All the parts used to make his motorcycle faster
Real World's Fastest Indian
The most southern point of New Zealand (besides Stewart Island)
Te Anau to Milford Sound
The drive from Te Anau borders the Fiordland National Park. It is stunning!
Vast valley view
From valley to snow capped mountains
Milford Sound waterfall
calm waters in the Milford Sound
Kea - Alpine parrot - They like to eat rubber of all things.
So watch out for your doors, windows and windshield wipers.
Arrowtown, 20 minutes from Queenstown, is a historic gold mining town in the Otago region of the South Island of New Zealand. Arrowtown is located on the banks of the Arrow River. Gold was
found in 1862 and it changed this small town to a Gold Mining town.
We stayed in Arrowtown as Queenstown was completely booked!
Arrowtown in 1905
A little bit of magic in downtown Arrowtown
Gold panning in the Arrow River
Maybe there will be some gold
Driving from Arrowtown to Queenstown
Queenstown sits on the shores of the South Island’s Lake Wakatipu, set against the dramatic Southern Alps. Renowned for adventure sports, it’s also a base for exploring the region’s vineyards and historic mining towns. There's bungee jumping off Kawarau Gorge Suspension Bridge and jet-boating on the Shotover and Dart rivers. In winter, there's skiing on the slopes of The Remarkables and Coronet Peak.We did not participate in any of the adventure sports as they were quite expensive, but there was certainly a lot going on if you were inclined.
The Remarkables mountain and someone bungy jumping with Lake Wakatipu in the background - from wikipedia as there was not that much snow on the Remarkables when we were there.
View of Lake Wakatipu from the Gondola
Noah holding up the Leaning Tower of Wanaka
Puzzling World in Wanaka.
Great place with an outdoor maze. It was actually fun and challenging.

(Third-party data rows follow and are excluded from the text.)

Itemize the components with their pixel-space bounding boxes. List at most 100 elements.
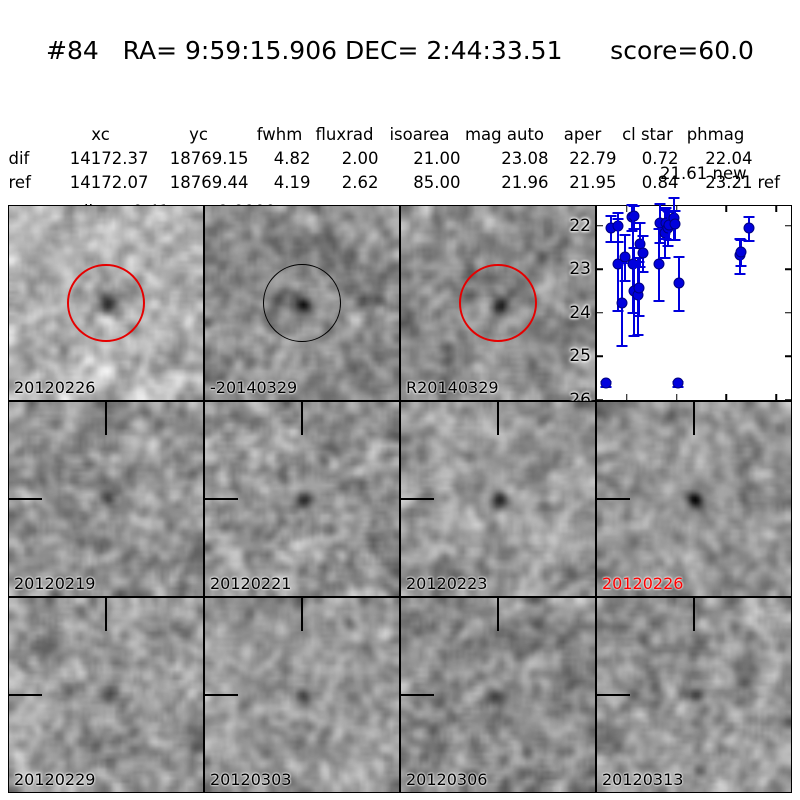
y-axis-tick-right xyxy=(785,224,791,227)
stamp-panel-20120223[interactable]: 20120223 xyxy=(400,401,596,597)
error-bar-cap xyxy=(637,234,649,237)
data-point[interactable] xyxy=(637,247,649,259)
y-axis-tick xyxy=(597,224,603,227)
cell-ref-tag: ref xyxy=(757,173,780,192)
measurements-table-block: xc yc fwhm fluxrad isoarea mag auto aper… xyxy=(0,86,800,234)
col-header-tag xyxy=(753,124,798,148)
error-bar-cap xyxy=(743,215,755,218)
cell-ref-isoarea: 85.00 xyxy=(413,173,461,192)
error-bar-cap xyxy=(627,216,639,219)
aperture-circle-red xyxy=(459,264,537,342)
stamp-panel-20120221[interactable]: 20120221 xyxy=(204,401,400,597)
crosshair-horizontal-tick xyxy=(9,498,42,500)
stamp-row: 20120229 20120303 20120306 20120313 xyxy=(8,597,792,793)
error-bar-cap xyxy=(633,261,645,264)
error-bar-cap xyxy=(612,309,624,312)
col-header-phmag: phmag xyxy=(686,125,745,144)
page-title: #84 RA= 9:59:15.906 DEC= 2:44:33.51 scor… xyxy=(46,36,754,65)
data-point[interactable] xyxy=(653,258,665,270)
error-bar-cap xyxy=(616,344,628,347)
y-axis-tick-label: 23 xyxy=(569,259,591,280)
stamp-panel-20120219[interactable]: 20120219 xyxy=(8,401,204,597)
stamp-date-label: 20120303 xyxy=(210,770,292,789)
stamp-panel-20120226[interactable]: 20120226 xyxy=(596,401,792,597)
crosshair-vertical-tick xyxy=(497,598,499,631)
error-bar-cap xyxy=(734,272,746,275)
error-bar-cap xyxy=(634,265,646,268)
stamp-date-label: 20120226 xyxy=(602,574,684,593)
error-bar-cap xyxy=(619,279,631,282)
stamp-panel-20120303[interactable]: 20120303 xyxy=(204,597,400,793)
data-point[interactable] xyxy=(743,222,755,234)
cell-dif-phmag: 22.04 xyxy=(705,149,753,168)
stamp-panel-20140329[interactable]: -20140329 xyxy=(204,205,400,401)
x-axis-tick xyxy=(775,394,777,400)
data-point[interactable] xyxy=(616,297,628,309)
row-label-ref: ref xyxy=(8,173,31,192)
stamp-date-label: 20120221 xyxy=(210,574,292,593)
stamp-date-label: 20120306 xyxy=(406,770,488,789)
aperture-circle-black xyxy=(263,264,341,342)
cell-dif-fluxrad: 2.00 xyxy=(341,149,379,168)
y-axis-tick-label: 22 xyxy=(569,215,591,236)
new-phmag-label: 21.61 new xyxy=(660,164,747,183)
data-point[interactable] xyxy=(669,218,681,230)
x-axis-tick xyxy=(725,394,728,400)
error-bar-cap xyxy=(653,299,665,302)
crosshair-vertical-tick xyxy=(693,598,695,631)
crosshair-horizontal-tick xyxy=(401,694,434,696)
crosshair-vertical-tick xyxy=(301,598,303,631)
crosshair-horizontal-tick xyxy=(597,694,630,696)
stamp-panel-20120226[interactable]: 20120226 xyxy=(8,205,204,401)
error-bar-cap xyxy=(628,247,640,250)
stamp-row: 20120226-20140329R201403292223242526−500… xyxy=(8,197,792,425)
error-bar-cap xyxy=(605,214,617,217)
stamp-date-label: -20140329 xyxy=(210,378,298,397)
col-header-xc: xc xyxy=(91,125,110,144)
stamp-panel-20120306[interactable]: 20120306 xyxy=(400,597,596,793)
stamp-panel-20120313[interactable]: 20120313 xyxy=(596,597,792,793)
col-header-fluxrad: fluxrad xyxy=(315,125,374,144)
error-bar-cap xyxy=(673,310,685,313)
cell-ref-mag-auto: 21.96 xyxy=(501,173,549,192)
data-point[interactable] xyxy=(633,282,645,294)
error-bar-cap xyxy=(669,209,681,212)
y-axis-tick xyxy=(597,312,603,314)
stamp-date-label: 20120219 xyxy=(14,574,96,593)
col-header-isoarea: isoarea xyxy=(389,125,450,144)
data-point[interactable] xyxy=(672,377,684,389)
row-label-dif: dif xyxy=(8,149,30,168)
error-bar-cap xyxy=(605,240,617,243)
error-bar-cap xyxy=(633,315,645,318)
data-point[interactable] xyxy=(673,277,685,289)
measurements-table: xc yc fwhm fluxrad isoarea mag auto aper… xyxy=(3,124,798,196)
error-bar-cap xyxy=(612,212,624,215)
error-bar-cap xyxy=(735,264,747,267)
error-bar-cap xyxy=(663,210,675,213)
data-point[interactable] xyxy=(612,258,624,270)
x-axis-tick xyxy=(675,394,678,400)
error-bar-cap xyxy=(628,205,640,208)
error-bar-cap xyxy=(668,197,680,200)
data-point[interactable] xyxy=(600,377,612,389)
error-bar-cap xyxy=(632,333,644,336)
cell-ref-yc: 18769.44 xyxy=(169,173,249,192)
crosshair-vertical-tick xyxy=(105,598,107,631)
table-row-ref: ref 14172.07 18769.44 4.19 2.62 85.00 21… xyxy=(3,172,798,196)
stamp-date-label: 20120229 xyxy=(14,770,96,789)
cell-ref-aper: 21.95 xyxy=(569,173,617,192)
cell-dif-aper: 22.79 xyxy=(569,149,617,168)
error-bar-cap xyxy=(735,238,747,241)
col-header-yc: yc xyxy=(189,125,208,144)
crosshair-vertical-tick xyxy=(693,402,695,435)
error-bar-cap xyxy=(637,271,649,274)
data-point[interactable] xyxy=(735,246,747,258)
stamp-date-label: R20140329 xyxy=(406,378,499,397)
y-axis-tick-right xyxy=(785,312,791,314)
stamp-panel-20120229[interactable]: 20120229 xyxy=(8,597,204,793)
header-rowlabel xyxy=(3,124,53,148)
cell-ref-phmag: 23.21 xyxy=(705,173,753,192)
stamp-panel-R20140329[interactable]: R20140329 xyxy=(400,205,596,401)
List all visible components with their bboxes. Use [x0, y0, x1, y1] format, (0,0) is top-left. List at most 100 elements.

Geoff inside the distoration room
jet boating on the Shotover river
too cold to take a swim!
On the way to Franz Joseph Glacier
Franz Joseph Glacier
The hike was wet and rainy, but we made it for this photo before it,of course, became sunny!
Waterfalls at Franz Joseph
PunakakiPunakaiki is the gateway to the dramatic limestone country of the Paparoa National Park. It lies halfway between Greymouth and Westport on one of the most spectacular coastal highways in New Zealand. It's on the west coast just north of Greymouth.
The Pancake Rocks that Punakaiki is famous for, are limestone formations that began forming 30 million years ago, when lime-rich fragments of dead marine creatures were deposited on the seabed, then overlaid by weaker layers of soft mud and clay.
It was amazing to see the ocean splashing against these rocks.